I have a simple biaryl I'm trying to purify by a flash column. I'm following a procedure from a paper (same exact product) on a 5 mmol scale, where they also purify this by silica gel column, using the same solvent system (just hexane). The product showed an Rf of about 0.3 on the TLC. I dry-loaded my sample and ran the column in hexane, but several column volumes later, NOTHING eluted.
I flushed with a polar solvent and got my crude sample.
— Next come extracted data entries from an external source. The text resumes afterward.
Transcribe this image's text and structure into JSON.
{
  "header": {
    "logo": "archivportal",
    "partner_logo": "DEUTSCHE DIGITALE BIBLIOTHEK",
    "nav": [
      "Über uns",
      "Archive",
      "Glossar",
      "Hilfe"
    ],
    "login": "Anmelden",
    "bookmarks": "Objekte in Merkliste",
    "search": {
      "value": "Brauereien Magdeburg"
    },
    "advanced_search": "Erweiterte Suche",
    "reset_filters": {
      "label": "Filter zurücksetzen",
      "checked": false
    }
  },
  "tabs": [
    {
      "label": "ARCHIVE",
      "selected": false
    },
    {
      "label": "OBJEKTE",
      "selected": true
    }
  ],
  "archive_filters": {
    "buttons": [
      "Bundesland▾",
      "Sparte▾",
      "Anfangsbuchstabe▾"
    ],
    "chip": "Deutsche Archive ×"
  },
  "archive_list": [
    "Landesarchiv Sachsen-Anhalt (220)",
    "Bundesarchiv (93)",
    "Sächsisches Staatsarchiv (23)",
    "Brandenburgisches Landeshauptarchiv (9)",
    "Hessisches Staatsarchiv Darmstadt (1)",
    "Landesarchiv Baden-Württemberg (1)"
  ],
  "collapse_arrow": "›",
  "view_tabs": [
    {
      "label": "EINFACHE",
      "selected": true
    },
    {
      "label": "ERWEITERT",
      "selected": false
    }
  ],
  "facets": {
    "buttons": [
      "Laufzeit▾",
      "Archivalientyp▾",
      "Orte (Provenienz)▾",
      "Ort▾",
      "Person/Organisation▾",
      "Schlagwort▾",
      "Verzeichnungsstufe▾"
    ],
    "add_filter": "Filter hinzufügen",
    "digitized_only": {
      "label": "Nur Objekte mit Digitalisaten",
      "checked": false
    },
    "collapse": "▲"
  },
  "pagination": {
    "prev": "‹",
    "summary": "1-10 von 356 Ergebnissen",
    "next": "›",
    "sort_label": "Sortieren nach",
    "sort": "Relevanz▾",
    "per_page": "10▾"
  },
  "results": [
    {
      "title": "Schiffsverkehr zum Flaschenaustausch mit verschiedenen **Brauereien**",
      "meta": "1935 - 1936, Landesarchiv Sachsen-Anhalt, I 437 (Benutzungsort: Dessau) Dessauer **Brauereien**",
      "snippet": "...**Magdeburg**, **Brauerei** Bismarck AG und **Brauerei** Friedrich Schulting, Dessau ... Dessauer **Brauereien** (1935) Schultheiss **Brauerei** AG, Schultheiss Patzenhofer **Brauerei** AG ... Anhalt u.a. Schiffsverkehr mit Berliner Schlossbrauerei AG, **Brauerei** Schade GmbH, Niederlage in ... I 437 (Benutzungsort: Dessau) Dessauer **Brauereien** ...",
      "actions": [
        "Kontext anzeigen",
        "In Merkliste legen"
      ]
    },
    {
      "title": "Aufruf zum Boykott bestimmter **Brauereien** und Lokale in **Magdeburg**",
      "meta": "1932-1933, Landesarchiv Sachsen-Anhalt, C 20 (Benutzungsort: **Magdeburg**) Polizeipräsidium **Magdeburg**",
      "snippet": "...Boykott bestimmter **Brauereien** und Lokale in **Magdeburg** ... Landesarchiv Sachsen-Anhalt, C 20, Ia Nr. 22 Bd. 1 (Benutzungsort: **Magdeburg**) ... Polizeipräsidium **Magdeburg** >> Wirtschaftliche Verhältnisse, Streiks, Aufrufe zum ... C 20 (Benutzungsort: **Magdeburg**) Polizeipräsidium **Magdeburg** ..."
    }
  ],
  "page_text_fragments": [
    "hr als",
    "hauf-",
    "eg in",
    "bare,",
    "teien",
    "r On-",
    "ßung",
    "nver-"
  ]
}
More info about my columning technique to help get an answer:
I have a set procedure for running columns following https://labs.chem.ucsb.edu/zakarian/armen/how-to-do-flash-column-3.pdf
, but I use a slurry pack, and dry loading of the crude. After adding my dry load, I run through about half an inch of my solvent system to 'load' the sample into the silica. I then add sand, then the solvent system, then start the run. I collect a set amount of dead volume at the very beginning before collecting into fractions tubes, roughly 1 column volume worth, but don't throw it away until I am certain I have my product.
I have run several columns using this procedure with good separations in short times so I'm very concerned about this problem.
In this particular case
- The fractions were not too dilute since I combined all of them, including the dead volume at the beginning, and evaporated the solvent to leave behind an empty flask. The flush at the end gave me back the same mixture I started with.
- I checked the recovered crude by NMR and the product did not decompose
- I double checked the solvent system by running another TLC of the crude in hexane
If anyone could tell me what they think went wrong I would be very grateful.